I am commenting on the Corinthian correspondence of St. Paul in the order in whichnImthink it was written. 1st Corinthians was written after Paul had been informed of cliques within the Corinthian assembly, led by people who were proud of their religious knowledge.
The daily headlines are remindersbofnthenworld we live in.
VATICAN OFFICIAL CALLS IRISH GAY MARRAIGE A DEFEAT FOR HUMANITY
1 Corinthians 2 Complete Jewish Bible (CJB)
2 As for me, brothers, when I arrived among you, it was not with surpassing eloquence or wisdom that I came announcing to you the previously concealed truth about God; 2 for I had decided that while I was with you I would forget everything except Jesus the Messiah, and even him only as someone who had been executed on a stake as a criminal. 3 Also I myself was with you as somebody weak, nervous and shaking all over from fear; 4 and neither the delivery nor the content of my message relied on compelling words of “wisdom” but on a demonstration of the power of the Spirit, 5 so that your trust might not rest on human wisdom but on God’s power.
6 Yet there is a wisdom that we are speaking to those who are mature enough for it. But it is not the wisdom of this world or of this world’s leaders, who are in the process of passing away. 7 On the contrary, we are communicating a secret wisdom from God which has been hidden until now but which, before history began, God had decreed would bring us glory. 8 Not one of this world’s leaders has understood it; because if they had, they would not have executed the Lord from whom this glory flows. 9 But, as the Bible says,
“No eye has seen, no ear has heard
and no one’s heart has imagined
all the things that God has prepared
for those who love him.”
10 It is to us, however, that God has revealed these things. How? Through the Spirit. For the Spirit probes all things, even the profoundest depths of God. 11 For who knows the inner workings of a person except the person’s own spirit inside him? So too no one knows the inner workings of God except God’s Spirit. 12 Now we have not received the spirit of the world but the Spirit of God, so that we might understand the things God has so freely given us. 13 These are the things we are talking about when we avoid the manner of speaking that human wisdom would dictate and instead use a manner of speaking taught by the Spirit, by which we explain things of the Spirit to people who have the Spirit. 14 Now the natural man does not receive the things from the Spirit of God — to him they are nonsense! Moreover, he is unable to grasp them, because they are evaluated through the Spirit. 15 But the person who has the Spirit can evaluate everything, while no one is in a position to evaluate him.
16 For who has known the mind of The Lord?
Who will counsel him?
But we have the mind of the Messiah!
Paul uses the example of his own physical and rhetorical weakness to insist that the power of the Gospel of Jesus is not caused by natural preference but by God’s spirit. This distinction is so central to Paul’s theology that it’s worthwhile spending some time looking at what he means by it.

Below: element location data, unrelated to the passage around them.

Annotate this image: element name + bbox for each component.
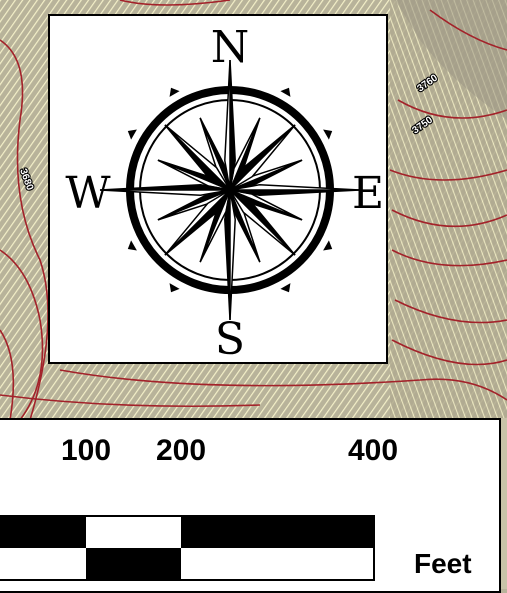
compass-ticks bbox=[127, 87, 333, 293]
contour-line bbox=[119, 0, 231, 6]
compass-point bbox=[229, 189, 236, 321]
scale-segment bbox=[86, 548, 181, 581]
compass-tick bbox=[127, 240, 137, 251]
compass-south-label: S bbox=[215, 314, 245, 362]
scale-segment bbox=[181, 548, 375, 581]
compass-star bbox=[99, 59, 361, 321]
ridge-shading bbox=[395, 0, 507, 120]
scale-segment bbox=[0, 515, 86, 548]
compass-point bbox=[229, 184, 361, 191]
contour-line bbox=[59, 369, 507, 401]
compass-north-label: N bbox=[211, 22, 250, 73]
contour-line bbox=[0, 249, 44, 421]
compass-point bbox=[164, 124, 231, 191]
compass-tick bbox=[280, 87, 291, 97]
scale-segment bbox=[86, 515, 181, 548]
contour-line bbox=[397, 99, 507, 119]
scale-tick-200: 200 bbox=[155, 434, 207, 467]
map-edge-strip bbox=[501, 418, 507, 589]
compass-point bbox=[99, 189, 231, 196]
compass-point bbox=[164, 189, 231, 256]
compass-tick bbox=[323, 240, 333, 251]
contour-line bbox=[389, 169, 507, 181]
compass-point bbox=[229, 124, 296, 191]
compass-tick bbox=[169, 283, 180, 293]
scale-segment bbox=[181, 515, 375, 548]
contour-line bbox=[394, 299, 507, 324]
compass-tick bbox=[280, 283, 291, 293]
scale-tick-400: 400 bbox=[347, 434, 399, 467]
scale-tick-100: 100 bbox=[60, 434, 112, 467]
contour-line bbox=[391, 339, 507, 366]
compass-tick bbox=[169, 87, 180, 97]
compass-panel: N S E W bbox=[48, 14, 388, 364]
compass-west-label: W bbox=[65, 168, 111, 219]
compass-tick bbox=[127, 129, 137, 140]
scale-units-label: Feet bbox=[414, 548, 472, 579]
compass-tick bbox=[323, 129, 333, 140]
contour-line bbox=[391, 249, 507, 267]
contour-line bbox=[0, 394, 261, 408]
scale-bar-panel: 100 200 400 Feet bbox=[0, 418, 501, 593]
contour-line bbox=[0, 329, 15, 421]
contour-line bbox=[391, 209, 507, 228]
contour-line bbox=[429, 9, 507, 51]
compass-point bbox=[229, 189, 296, 256]
contour-line bbox=[0, 39, 49, 421]
compass-east-label: E bbox=[352, 168, 384, 219]
compass-rose-icon: N S E W bbox=[65, 22, 384, 362]
scale-segment bbox=[0, 548, 86, 581]
index-contours bbox=[0, 0, 507, 421]
compass-point bbox=[224, 59, 231, 191]
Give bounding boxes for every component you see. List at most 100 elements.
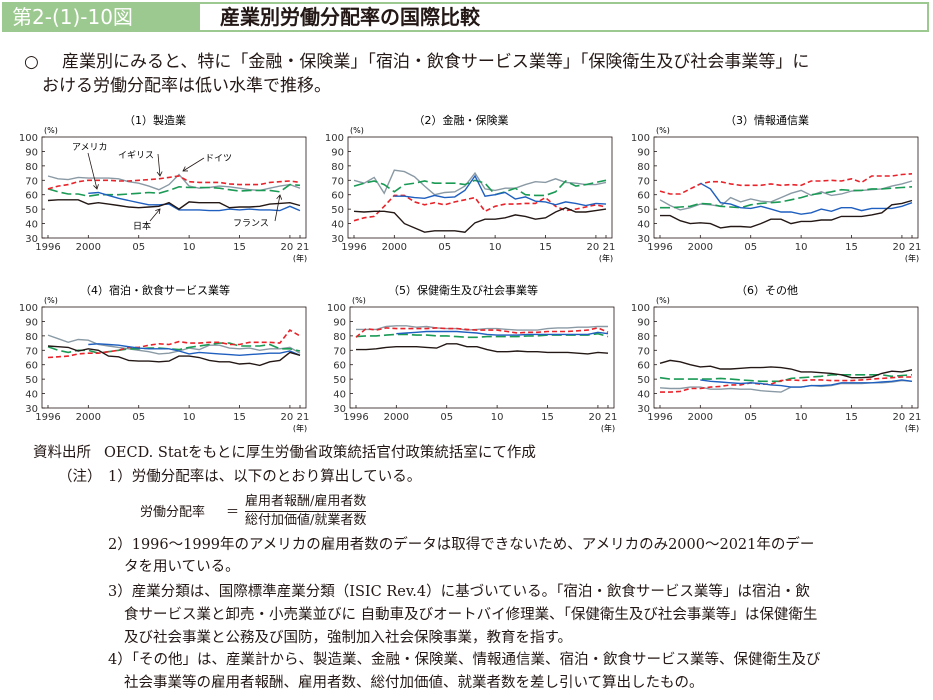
- plot-area: [653, 136, 919, 239]
- y-tick-label: 40: [637, 390, 650, 401]
- chart-title: （6）その他: [736, 284, 798, 297]
- x-tick-label: 20: [281, 412, 294, 423]
- y-tick-label: 90: [637, 147, 650, 158]
- x-tick-label: 20: [587, 242, 600, 253]
- x-tick-label: 10: [489, 242, 502, 253]
- series-line-usa: [394, 174, 607, 207]
- x-tick-label: 21: [605, 412, 618, 423]
- figure-header: 第2-(1)-10図 産業別労働分配率の国際比較: [2, 2, 929, 32]
- x-axis-unit: (年): [601, 423, 615, 433]
- x-tick-label: 05: [744, 242, 757, 253]
- x-axis-unit: (年): [599, 253, 613, 263]
- x-tick-label: 10: [795, 242, 808, 253]
- y-tick-label: 30: [25, 234, 38, 245]
- y-tick-label: 50: [25, 205, 38, 216]
- annotation-arrow: [182, 157, 205, 172]
- chart-information-communication: （3）情報通信業 (%) 30 40 50 60 70 80 90 100 1996 2000 05 10…: [612, 110, 922, 275]
- y-tick-label: 80: [333, 332, 346, 343]
- y-tick-label: 80: [25, 162, 38, 173]
- arrowhead-icon: [276, 194, 283, 200]
- chart-svg: （4）宿泊・飲食サービス業等 (%) 30 40 50 60 70 80 90 100 1996 20…: [19, 283, 309, 433]
- series-line-uk: [660, 376, 912, 393]
- x-tick-label: 1996: [35, 412, 60, 423]
- x-tick-label: 20: [281, 242, 294, 253]
- y-tick-label: 60: [637, 191, 650, 202]
- y-tick-label: 70: [25, 346, 38, 357]
- x-tick-label: 10: [183, 242, 196, 253]
- y-tick-label: 70: [25, 176, 38, 187]
- x-tick-label: 10: [795, 412, 808, 423]
- y-tick-label: 30: [331, 234, 344, 245]
- x-tick-label: 2000: [688, 242, 713, 253]
- x-axis-unit: (年): [293, 423, 307, 433]
- annotation-label-usa: アメリカ: [72, 142, 108, 153]
- x-tick-label: 1996: [647, 412, 672, 423]
- series-line-japan: [353, 206, 607, 233]
- x-tick-label: 2000: [76, 412, 101, 423]
- chart-title: （4）宿泊・飲食サービス業等: [80, 283, 230, 297]
- annotation-arrow: [149, 208, 161, 222]
- x-tick-label: 21: [909, 242, 922, 253]
- y-tick-label: 100: [327, 303, 346, 314]
- chart-manufacturing: （1）製造業 (%) 30 40 50 60 70 80 90 100 1996 2000 05 10 15…: [0, 110, 310, 275]
- annotation-arrow: [87, 152, 98, 190]
- lead-line-1: 産業別にみると、特に「金融・保険業」「宿泊・飲食サービス業等」「保険衛生及び社会…: [62, 52, 810, 72]
- x-tick-label: 21: [909, 412, 922, 423]
- y-tick-label: 50: [333, 375, 346, 386]
- plot-area: [653, 306, 919, 409]
- note-3-line-1: 3）産業分類は、国際標準産業分類（ISIC Rev.4）に基づいている。「宿泊・…: [108, 584, 810, 600]
- x-tick-label: 05: [440, 412, 453, 423]
- chart-title: （2）金融・保険業: [414, 113, 509, 127]
- arrowhead-icon: [156, 171, 163, 177]
- arrowhead-icon: [155, 208, 161, 215]
- x-tick-label: 05: [438, 242, 451, 253]
- annotation-arrow: [157, 153, 161, 177]
- y-tick-label: 90: [333, 317, 346, 328]
- y-tick-label: 60: [637, 361, 650, 372]
- x-tick-label: 20: [893, 412, 906, 423]
- plot-area: [347, 136, 613, 239]
- y-tick-label: 30: [637, 404, 650, 415]
- x-axis-unit: (年): [905, 423, 919, 433]
- series-line-japan: [47, 199, 301, 210]
- x-tick-label: 20: [589, 412, 602, 423]
- x-tick-label: 2000: [384, 412, 409, 423]
- lead-summary: ○ 産業別にみると、特に「金融・保険業」「宿泊・飲食サービス業等」「保険衛生及び…: [24, 50, 914, 98]
- note-label: （注）: [58, 469, 102, 485]
- chart-svg: （2）金融・保険業 (%) 30 40 50 60 70 80 90 100 1996 2000 05 1…: [325, 113, 616, 263]
- y-tick-label: 40: [25, 390, 38, 401]
- y-tick-label: 90: [331, 147, 344, 158]
- annotation-label-japan: 日本: [133, 220, 151, 232]
- y-tick-label: 50: [331, 205, 344, 216]
- annotation-label-uk: イギリス: [118, 150, 154, 161]
- y-axis-unit: (%): [44, 126, 58, 135]
- x-tick-label: 15: [233, 242, 246, 253]
- y-tick-label: 70: [637, 346, 650, 357]
- x-tick-label: 10: [183, 412, 196, 423]
- series-line-japan: [660, 199, 913, 229]
- chart-svg: （6）その他 (%) 30 40 50 60 70 80 90 100 1996 2000 05 10 15…: [631, 284, 922, 433]
- series-line-france: [355, 332, 609, 339]
- y-tick-label: 60: [25, 361, 38, 372]
- x-tick-label: 2000: [688, 412, 713, 423]
- series-line-usa: [700, 379, 913, 388]
- x-tick-label: 1996: [35, 242, 60, 253]
- annotation-label-germany: ドイツ: [205, 154, 232, 164]
- y-tick-label: 70: [333, 346, 346, 357]
- x-tick-label: 15: [541, 412, 554, 423]
- series-line-japan: [356, 343, 609, 355]
- y-tick-label: 100: [631, 133, 650, 144]
- y-tick-label: 30: [637, 234, 650, 245]
- plot-area: [41, 306, 307, 409]
- chart-title: （5）保健衛生及び社会事業等: [388, 283, 538, 297]
- note-2-line-2: タを用いている。: [124, 559, 240, 575]
- y-tick-label: 80: [25, 332, 38, 343]
- plot-area: [41, 136, 307, 239]
- x-tick-label: 21: [603, 242, 616, 253]
- x-tick-label: 1996: [343, 412, 368, 423]
- x-tick-label: 15: [845, 242, 858, 253]
- y-tick-label: 80: [637, 332, 650, 343]
- y-tick-label: 50: [637, 205, 650, 216]
- formula-numerator: 雇用者報酬/雇用者数: [245, 493, 367, 512]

The most direct thing Paul says about the Spirit is his comparison between the human spirit and God’s sprit: just as the spirit of a person knows the true depths of that person, so God’s Spirit comprehends and expresses the depths of the divine person. It is not something extraneous to God, a good gift to deserving humans, but God’s own being made available. God never gives less than Godself.

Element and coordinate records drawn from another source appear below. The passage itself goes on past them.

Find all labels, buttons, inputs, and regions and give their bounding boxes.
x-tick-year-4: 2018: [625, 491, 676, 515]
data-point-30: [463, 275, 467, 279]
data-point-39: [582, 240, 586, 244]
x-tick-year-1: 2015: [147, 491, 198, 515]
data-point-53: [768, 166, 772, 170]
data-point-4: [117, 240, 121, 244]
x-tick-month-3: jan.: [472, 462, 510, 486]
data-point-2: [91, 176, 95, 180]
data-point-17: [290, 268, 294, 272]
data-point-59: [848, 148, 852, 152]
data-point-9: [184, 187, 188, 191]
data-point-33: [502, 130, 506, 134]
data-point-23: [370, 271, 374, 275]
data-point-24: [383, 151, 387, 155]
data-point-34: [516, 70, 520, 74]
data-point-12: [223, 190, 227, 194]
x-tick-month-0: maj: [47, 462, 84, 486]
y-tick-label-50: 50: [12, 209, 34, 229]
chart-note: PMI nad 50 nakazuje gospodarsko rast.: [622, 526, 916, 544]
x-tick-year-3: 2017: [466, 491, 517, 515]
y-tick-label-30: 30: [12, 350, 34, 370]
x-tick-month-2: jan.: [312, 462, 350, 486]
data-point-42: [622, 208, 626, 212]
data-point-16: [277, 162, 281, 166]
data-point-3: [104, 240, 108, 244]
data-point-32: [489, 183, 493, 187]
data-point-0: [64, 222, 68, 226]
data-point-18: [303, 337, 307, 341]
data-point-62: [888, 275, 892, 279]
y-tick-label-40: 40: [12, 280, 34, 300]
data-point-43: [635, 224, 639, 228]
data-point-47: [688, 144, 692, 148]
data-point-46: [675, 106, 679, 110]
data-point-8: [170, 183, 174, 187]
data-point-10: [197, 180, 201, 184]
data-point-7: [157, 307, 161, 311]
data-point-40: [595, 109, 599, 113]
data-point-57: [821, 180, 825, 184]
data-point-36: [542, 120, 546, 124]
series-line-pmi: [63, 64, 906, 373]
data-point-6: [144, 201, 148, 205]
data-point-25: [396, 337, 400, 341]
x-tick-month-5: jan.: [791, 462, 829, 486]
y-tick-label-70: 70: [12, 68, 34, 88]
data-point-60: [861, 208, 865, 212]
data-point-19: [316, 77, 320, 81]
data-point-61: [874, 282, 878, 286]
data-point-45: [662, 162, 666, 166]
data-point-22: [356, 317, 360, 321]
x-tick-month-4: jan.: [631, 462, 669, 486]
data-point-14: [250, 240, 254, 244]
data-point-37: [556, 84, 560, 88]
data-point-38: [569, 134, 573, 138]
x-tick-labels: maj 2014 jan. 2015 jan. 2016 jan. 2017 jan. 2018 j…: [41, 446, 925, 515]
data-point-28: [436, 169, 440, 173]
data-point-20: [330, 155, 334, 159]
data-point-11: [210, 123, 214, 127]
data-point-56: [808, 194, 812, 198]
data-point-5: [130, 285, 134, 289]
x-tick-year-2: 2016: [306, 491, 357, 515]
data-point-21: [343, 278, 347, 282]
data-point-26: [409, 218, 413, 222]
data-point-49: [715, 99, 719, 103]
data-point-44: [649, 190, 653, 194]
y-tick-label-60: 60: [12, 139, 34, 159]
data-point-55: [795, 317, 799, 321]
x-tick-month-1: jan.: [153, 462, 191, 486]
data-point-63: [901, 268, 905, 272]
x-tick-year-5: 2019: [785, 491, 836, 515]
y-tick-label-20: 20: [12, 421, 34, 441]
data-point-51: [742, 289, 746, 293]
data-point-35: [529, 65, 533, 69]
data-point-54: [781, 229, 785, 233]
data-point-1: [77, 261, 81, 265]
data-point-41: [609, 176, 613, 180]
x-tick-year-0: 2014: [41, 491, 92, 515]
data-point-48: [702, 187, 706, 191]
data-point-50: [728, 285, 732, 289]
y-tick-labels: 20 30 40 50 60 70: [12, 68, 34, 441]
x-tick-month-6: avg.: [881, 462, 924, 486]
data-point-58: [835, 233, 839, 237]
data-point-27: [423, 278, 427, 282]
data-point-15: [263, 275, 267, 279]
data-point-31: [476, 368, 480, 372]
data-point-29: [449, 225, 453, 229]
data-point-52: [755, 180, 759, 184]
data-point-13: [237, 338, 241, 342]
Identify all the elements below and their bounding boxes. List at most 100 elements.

The merely natural person, limited by the perspective of what Paul calls the “flesh”, is always in danger of “executing the Lord of glory” whereas those who trust in the executed Lord are open to receive the Spirit that contradicts worldly power. Paul has much to say about how the Spirit comes through the crucified Jesus, but in this passage he simply emphasises the utter dislocation between God’s Spirit and the merely natural spirit of humanity. It is not that God’s sprit is supernatural; rather that the human spirit wants to have supernatural power, whereas God’s spirit is expressed in what human beings think is weakness and nonsense: the execution stake of Jesus.
This is the heart of Paul’s teaching. It is not easily grasped.